U.S. Auto Sales on Hold?

(Export Development Canada – Peter G. Hall)

America’s obsession with vehicles was shaken by the onset of recession. Firms that were the icons of US auto production for multiple generations were suddenly on the brink of extinction. Hotly contested government bailouts bought them time, and sales rebounded handily – a great relief for Canadian auto sector exporters. But in June, U.S. vehicle sales dipped again. Is this cause for concern?

When it hit, the correction in this sector was overdue. Vehicle sales, boosted by rock-bottom interest rates and overdone incentives, averaged 17 million units annually from 1999 to 2007. In the latter stages of this binge, there were roughly 5% more vehicles on U.S. roads than there were people of eligible driving age. The sobering reality-check when sales tumbled to 9M units in the first quarter of 2009 was that insiders knew the oversold market could stay at these new, low levels for a long time. Fortunately, there was a partial rebound, but sales have remained stuck at a sub-par 11 million units in recent months.
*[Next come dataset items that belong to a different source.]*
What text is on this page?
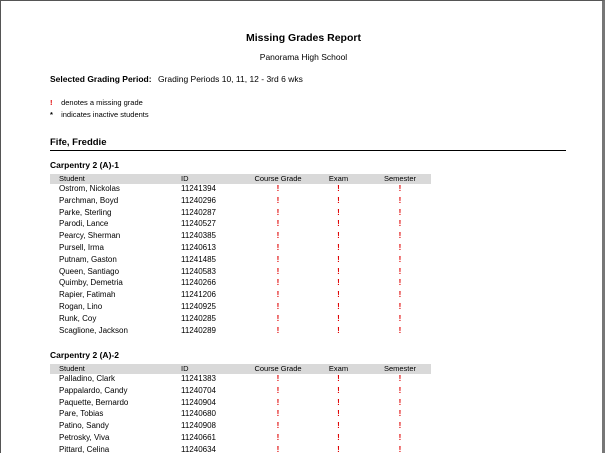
Missing Grades Report
Panorama High School
Selected Grading Period: Grading Periods 10, 11, 12 - 3rd 6 wks
! denotes a missing grade
* indicates inactive students
Fife, Freddie
Carpentry 2 (A)-1
Student	ID	Course Grade	Exam	Semester
Ostrom, Nickolas	11241394	!	!	!
Parchman, Boyd	11240296	!	!	!
Parke, Sterling	11240287	!	!	!
Parodi, Lance	11240527	!	!	!
Pearcy, Sherman	11240385	!	!	!
Pursell, Irma	11240613	!	!	!
Putnam, Gaston	11241485	!	!	!
Queen, Santiago	11240583	!	!	!
Quimby, Demetria	11240266	!	!	!
Rapier, Fatimah	11241206	!	!	!
Rogan, Lino	11240925	!	!	!
Runk, Coy	11240285	!	!	!
Scaglione, Jackson	11240289	!	!	!
Carpentry 2 (A)-2
Student	ID	Course Grade	Exam	Semester
Palladino, Clark	11241383	!	!	!
Pappalardo, Candy	11240704	!	!	!
Paquette, Bernardo	11240904	!	!	!
Pare, Tobias	11240680	!	!	!
Patino, Sandy	11240908	!	!	!
Petrosky, Viva	11240661	!	!	!
Pittard, Celina	11240634	!	!	!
The drop in June sales kept it in this range, a disappointment for recovery hopefuls.

Some might pre-conclude that this is the new reality for the U.S. market – that consumer indebtedness, ageing of the population, fiscal rebalancing and such will keep sales suppressed for a long time. The arguments all make sense, but sustainable sales levels are still thought to be in the 15-16-million-unit range. Even a recovery that doesn’t quite hit that mark still has a long way to grow from today’s pace.